3. Philip Morris Has Been a Good Investment

Given the fact that tobacco companies have to operate under such onerous marketing restrictions, with expensive settlement fees and such a huge tax burden, it is reasonable to conclude that firms such as Philip Morris offer little, if any, profit potential. However, surprisingly enough, Philip Morris has continued to manage net and operating margins in the 20 to 40% range, and to consistently show investors solid returns on investment. As of April 2018, the company's stock offered a forward dividend yield of 4.16%, and the company has increased its dividend every year for the past eight years. The company's stock has more than doubled in price since its 2008 spinoff from parent Altria Group Inc. (MO).

4. Rights to the Entire E-cigarette Technology

In 2000, Philip Morris considered buying the rights to the technology behind electronic cigarettes, but company executives eventually decided that the price was too high.

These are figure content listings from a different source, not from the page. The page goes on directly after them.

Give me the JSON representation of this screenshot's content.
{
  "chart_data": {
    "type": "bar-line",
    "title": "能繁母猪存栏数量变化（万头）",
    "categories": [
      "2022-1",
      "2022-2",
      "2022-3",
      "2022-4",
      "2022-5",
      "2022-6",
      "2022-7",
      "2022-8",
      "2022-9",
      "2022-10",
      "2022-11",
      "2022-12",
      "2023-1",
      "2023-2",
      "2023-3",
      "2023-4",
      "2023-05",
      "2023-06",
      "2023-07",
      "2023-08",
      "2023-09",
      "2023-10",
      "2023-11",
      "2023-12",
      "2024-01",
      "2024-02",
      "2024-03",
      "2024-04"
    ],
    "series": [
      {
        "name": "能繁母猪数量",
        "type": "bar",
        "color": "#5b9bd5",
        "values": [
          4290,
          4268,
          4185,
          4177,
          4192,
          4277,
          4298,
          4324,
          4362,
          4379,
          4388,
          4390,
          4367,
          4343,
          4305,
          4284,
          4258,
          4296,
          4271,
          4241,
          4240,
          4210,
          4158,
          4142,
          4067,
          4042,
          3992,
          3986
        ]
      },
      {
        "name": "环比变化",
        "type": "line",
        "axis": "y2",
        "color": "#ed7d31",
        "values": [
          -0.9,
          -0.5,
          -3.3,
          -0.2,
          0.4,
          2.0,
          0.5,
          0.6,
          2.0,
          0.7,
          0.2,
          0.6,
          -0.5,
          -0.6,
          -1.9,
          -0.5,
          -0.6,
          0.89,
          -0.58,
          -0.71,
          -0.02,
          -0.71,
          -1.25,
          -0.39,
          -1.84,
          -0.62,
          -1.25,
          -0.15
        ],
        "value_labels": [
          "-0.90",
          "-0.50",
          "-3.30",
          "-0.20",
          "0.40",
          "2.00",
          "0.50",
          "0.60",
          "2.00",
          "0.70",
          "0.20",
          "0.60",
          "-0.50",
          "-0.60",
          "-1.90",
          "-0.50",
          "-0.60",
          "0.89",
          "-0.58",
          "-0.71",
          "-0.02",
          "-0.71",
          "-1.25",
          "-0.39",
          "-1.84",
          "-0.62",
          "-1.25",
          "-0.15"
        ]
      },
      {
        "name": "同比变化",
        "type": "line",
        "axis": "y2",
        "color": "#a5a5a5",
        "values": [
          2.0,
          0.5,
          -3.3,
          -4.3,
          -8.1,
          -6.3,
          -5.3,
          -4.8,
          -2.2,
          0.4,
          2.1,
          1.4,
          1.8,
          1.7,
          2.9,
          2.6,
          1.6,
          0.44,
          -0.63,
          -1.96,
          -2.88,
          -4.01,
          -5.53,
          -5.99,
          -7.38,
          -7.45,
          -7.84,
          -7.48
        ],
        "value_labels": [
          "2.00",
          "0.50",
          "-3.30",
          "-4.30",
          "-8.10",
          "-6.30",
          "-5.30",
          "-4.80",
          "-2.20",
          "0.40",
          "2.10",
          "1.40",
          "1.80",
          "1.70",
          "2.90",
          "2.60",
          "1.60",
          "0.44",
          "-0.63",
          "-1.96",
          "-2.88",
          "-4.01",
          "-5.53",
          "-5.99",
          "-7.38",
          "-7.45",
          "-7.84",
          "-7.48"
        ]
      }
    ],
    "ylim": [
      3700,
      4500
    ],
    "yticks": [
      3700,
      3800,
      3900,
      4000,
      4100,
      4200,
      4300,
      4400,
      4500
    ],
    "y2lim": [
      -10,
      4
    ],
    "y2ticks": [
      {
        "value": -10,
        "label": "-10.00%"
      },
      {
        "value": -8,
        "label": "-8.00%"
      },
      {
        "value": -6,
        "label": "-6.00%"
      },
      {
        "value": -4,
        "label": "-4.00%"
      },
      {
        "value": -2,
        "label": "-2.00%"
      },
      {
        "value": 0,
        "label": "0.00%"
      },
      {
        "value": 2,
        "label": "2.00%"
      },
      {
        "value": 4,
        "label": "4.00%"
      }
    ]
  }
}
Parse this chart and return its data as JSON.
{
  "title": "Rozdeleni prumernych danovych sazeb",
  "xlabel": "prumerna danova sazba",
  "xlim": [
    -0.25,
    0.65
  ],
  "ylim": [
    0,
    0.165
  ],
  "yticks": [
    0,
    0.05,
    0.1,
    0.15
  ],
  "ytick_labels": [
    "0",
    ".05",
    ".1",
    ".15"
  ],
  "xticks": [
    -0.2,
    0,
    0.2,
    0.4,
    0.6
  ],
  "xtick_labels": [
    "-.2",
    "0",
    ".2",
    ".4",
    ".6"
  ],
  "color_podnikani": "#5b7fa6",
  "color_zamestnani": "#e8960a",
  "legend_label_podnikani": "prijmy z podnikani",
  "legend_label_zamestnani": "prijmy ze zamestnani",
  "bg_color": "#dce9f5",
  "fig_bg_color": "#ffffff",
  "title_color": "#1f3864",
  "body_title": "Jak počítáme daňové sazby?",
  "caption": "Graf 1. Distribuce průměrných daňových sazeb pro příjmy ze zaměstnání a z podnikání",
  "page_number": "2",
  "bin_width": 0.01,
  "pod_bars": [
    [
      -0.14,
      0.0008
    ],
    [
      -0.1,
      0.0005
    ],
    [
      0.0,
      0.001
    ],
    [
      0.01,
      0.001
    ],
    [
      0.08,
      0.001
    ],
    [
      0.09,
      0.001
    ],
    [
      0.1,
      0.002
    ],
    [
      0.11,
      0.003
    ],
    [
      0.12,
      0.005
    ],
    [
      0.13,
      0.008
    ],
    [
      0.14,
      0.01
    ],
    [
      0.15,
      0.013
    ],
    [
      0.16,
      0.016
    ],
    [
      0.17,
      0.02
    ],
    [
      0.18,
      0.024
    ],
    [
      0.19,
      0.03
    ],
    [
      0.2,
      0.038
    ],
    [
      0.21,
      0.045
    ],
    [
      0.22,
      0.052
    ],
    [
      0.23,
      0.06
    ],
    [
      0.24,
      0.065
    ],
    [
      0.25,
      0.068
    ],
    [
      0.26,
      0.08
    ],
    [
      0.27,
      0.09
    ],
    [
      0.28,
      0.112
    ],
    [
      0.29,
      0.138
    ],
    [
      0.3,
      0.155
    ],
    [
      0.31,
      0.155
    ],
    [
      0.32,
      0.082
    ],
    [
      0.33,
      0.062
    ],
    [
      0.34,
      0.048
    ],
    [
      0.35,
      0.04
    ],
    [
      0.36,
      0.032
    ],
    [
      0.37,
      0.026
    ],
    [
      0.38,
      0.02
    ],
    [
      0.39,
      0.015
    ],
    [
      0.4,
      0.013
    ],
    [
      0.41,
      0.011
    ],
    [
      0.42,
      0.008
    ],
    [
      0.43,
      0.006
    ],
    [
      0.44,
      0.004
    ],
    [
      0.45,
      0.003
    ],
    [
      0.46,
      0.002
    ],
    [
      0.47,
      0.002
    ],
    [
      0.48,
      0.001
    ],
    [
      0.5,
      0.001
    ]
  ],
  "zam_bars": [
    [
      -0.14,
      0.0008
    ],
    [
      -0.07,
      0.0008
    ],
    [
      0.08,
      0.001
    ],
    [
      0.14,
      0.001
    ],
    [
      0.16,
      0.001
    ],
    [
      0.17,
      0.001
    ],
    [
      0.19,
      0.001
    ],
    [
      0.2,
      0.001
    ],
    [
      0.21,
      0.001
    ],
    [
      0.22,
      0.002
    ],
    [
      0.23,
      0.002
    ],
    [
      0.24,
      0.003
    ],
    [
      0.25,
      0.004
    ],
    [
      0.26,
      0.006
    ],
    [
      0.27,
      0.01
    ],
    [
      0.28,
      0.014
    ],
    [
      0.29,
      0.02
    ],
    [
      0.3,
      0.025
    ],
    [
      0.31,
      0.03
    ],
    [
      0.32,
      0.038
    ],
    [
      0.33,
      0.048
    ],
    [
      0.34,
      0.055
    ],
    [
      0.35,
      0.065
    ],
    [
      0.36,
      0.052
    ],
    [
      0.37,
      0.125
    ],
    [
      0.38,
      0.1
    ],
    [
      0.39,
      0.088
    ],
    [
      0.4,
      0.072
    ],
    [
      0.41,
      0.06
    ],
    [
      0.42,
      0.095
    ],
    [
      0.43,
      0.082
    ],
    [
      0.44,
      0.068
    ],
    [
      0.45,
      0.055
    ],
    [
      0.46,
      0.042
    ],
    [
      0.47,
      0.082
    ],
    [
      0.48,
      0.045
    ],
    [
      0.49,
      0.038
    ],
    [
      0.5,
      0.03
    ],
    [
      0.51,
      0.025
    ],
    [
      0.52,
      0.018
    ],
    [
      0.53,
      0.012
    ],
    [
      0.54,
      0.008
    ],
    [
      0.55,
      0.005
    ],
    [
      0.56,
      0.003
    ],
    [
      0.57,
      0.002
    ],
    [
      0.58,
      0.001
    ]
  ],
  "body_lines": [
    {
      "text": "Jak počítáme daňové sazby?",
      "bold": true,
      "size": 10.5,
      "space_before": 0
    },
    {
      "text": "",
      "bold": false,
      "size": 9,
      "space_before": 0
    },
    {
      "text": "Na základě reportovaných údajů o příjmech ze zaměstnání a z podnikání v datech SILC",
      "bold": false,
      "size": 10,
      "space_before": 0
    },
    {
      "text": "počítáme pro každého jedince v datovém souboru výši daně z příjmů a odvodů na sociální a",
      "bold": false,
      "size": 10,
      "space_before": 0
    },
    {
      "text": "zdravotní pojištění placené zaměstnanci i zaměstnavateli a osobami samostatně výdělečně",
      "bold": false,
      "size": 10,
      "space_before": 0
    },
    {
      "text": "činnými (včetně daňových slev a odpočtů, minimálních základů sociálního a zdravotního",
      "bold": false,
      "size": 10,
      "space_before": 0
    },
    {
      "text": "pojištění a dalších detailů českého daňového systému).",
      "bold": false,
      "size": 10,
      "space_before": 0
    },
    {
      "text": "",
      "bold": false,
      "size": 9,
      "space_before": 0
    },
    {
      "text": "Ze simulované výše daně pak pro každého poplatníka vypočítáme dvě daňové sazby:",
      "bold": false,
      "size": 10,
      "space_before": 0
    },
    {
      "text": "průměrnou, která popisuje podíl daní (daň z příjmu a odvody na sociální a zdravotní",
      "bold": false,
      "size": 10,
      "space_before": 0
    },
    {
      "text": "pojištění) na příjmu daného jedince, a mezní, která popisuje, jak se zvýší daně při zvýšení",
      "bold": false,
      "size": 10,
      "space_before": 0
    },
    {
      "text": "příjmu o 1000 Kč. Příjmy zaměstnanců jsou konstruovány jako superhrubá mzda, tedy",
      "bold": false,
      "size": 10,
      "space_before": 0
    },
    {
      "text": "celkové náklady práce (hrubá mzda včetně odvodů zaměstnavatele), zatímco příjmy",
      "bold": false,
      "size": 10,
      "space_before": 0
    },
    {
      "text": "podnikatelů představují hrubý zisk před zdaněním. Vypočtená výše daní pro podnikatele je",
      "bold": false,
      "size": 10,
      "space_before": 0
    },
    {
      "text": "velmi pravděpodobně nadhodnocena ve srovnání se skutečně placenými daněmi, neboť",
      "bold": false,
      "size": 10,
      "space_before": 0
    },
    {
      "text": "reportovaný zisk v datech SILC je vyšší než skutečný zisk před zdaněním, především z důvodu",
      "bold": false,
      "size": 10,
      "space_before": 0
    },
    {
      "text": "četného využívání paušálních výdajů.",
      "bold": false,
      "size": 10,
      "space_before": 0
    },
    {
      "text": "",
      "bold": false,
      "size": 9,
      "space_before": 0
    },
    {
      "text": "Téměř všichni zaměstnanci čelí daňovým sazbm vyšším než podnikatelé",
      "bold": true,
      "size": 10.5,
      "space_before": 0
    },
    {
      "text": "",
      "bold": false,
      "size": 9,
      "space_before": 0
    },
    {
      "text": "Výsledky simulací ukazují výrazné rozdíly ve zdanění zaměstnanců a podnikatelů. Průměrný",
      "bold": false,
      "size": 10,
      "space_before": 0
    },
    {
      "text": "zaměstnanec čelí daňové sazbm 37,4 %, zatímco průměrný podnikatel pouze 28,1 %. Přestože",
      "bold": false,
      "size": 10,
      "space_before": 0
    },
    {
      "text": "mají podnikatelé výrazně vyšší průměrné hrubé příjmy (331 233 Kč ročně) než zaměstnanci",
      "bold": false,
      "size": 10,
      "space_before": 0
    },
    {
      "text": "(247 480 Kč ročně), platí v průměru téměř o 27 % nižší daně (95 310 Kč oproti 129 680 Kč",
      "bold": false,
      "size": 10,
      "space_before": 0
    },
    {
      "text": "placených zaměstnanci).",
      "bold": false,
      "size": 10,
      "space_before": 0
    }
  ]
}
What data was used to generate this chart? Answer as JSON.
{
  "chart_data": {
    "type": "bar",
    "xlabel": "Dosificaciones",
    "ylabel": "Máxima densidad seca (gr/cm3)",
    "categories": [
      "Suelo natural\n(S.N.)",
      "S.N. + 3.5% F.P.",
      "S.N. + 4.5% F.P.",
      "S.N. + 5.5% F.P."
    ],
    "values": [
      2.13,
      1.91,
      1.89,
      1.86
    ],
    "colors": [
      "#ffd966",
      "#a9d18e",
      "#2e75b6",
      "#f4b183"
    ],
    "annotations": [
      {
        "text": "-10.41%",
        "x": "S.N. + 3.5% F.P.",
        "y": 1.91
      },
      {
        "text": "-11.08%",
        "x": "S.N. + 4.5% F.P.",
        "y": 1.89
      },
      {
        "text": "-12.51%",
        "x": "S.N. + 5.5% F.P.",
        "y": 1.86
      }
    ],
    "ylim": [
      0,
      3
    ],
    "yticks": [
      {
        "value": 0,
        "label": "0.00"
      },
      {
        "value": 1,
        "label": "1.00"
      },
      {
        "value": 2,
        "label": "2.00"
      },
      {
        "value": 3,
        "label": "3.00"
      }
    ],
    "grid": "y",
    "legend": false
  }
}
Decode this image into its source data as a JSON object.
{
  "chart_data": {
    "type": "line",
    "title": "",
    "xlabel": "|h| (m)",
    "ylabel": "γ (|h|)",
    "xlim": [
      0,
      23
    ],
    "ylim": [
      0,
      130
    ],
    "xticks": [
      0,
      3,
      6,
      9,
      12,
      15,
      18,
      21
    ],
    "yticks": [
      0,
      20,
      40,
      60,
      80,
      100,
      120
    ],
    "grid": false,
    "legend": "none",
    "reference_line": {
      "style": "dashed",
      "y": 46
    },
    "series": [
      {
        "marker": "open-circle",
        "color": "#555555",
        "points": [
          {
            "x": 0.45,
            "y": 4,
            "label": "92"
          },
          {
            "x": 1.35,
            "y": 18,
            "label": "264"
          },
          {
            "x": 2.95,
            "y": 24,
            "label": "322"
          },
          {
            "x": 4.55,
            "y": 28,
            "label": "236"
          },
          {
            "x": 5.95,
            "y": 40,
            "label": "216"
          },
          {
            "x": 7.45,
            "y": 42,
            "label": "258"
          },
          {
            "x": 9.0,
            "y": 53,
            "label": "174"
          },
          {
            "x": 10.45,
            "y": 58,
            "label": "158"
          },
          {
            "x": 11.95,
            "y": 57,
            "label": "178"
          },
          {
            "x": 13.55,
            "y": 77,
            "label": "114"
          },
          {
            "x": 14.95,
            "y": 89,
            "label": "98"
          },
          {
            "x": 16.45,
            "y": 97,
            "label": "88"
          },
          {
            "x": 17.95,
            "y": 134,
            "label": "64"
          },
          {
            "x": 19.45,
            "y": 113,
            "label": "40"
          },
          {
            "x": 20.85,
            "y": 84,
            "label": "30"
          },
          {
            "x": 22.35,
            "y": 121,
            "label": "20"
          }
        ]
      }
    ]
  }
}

The company has, however, entered the e-cigarette marketplace with its MarkTen and iQOS brands, recently making an appeal to the Food and Drug Administration (FDA) that their e-cig (or vape) should be considered safer than cigarettes, were they to win approval, they would officially be able to advertise their device as safer than cigarettes, which is currently illegal. These vapes don't release smoke but do still contain tobacco and nicotine. Their plea was rejected by the FDA, which surely dealt a blow to morale at the company. It remains to be seen if Phillip Morris will try again, but it seems they have their eyes on changing a nation of smokers into a nation of vapers. 

As of June 2018, Philip Morris International Inc. plans to launch its iQOS smoking device in India, multiple sources told Reuters, as the tobacco giant attempts to grow their presence in the world’s second-biggest smoker population. iQOS heats but does not burn tobacco, producing a vapor that contains nicotine rather than smoke. The company says it wants to one day stop selling cigarettes altogether. India has strict laws aimed at decreasing tobacco use. However, the country still has 106 million adult smokers, second only to China according to the World Health Organization, making it a lucrative market for Philip Morris to target.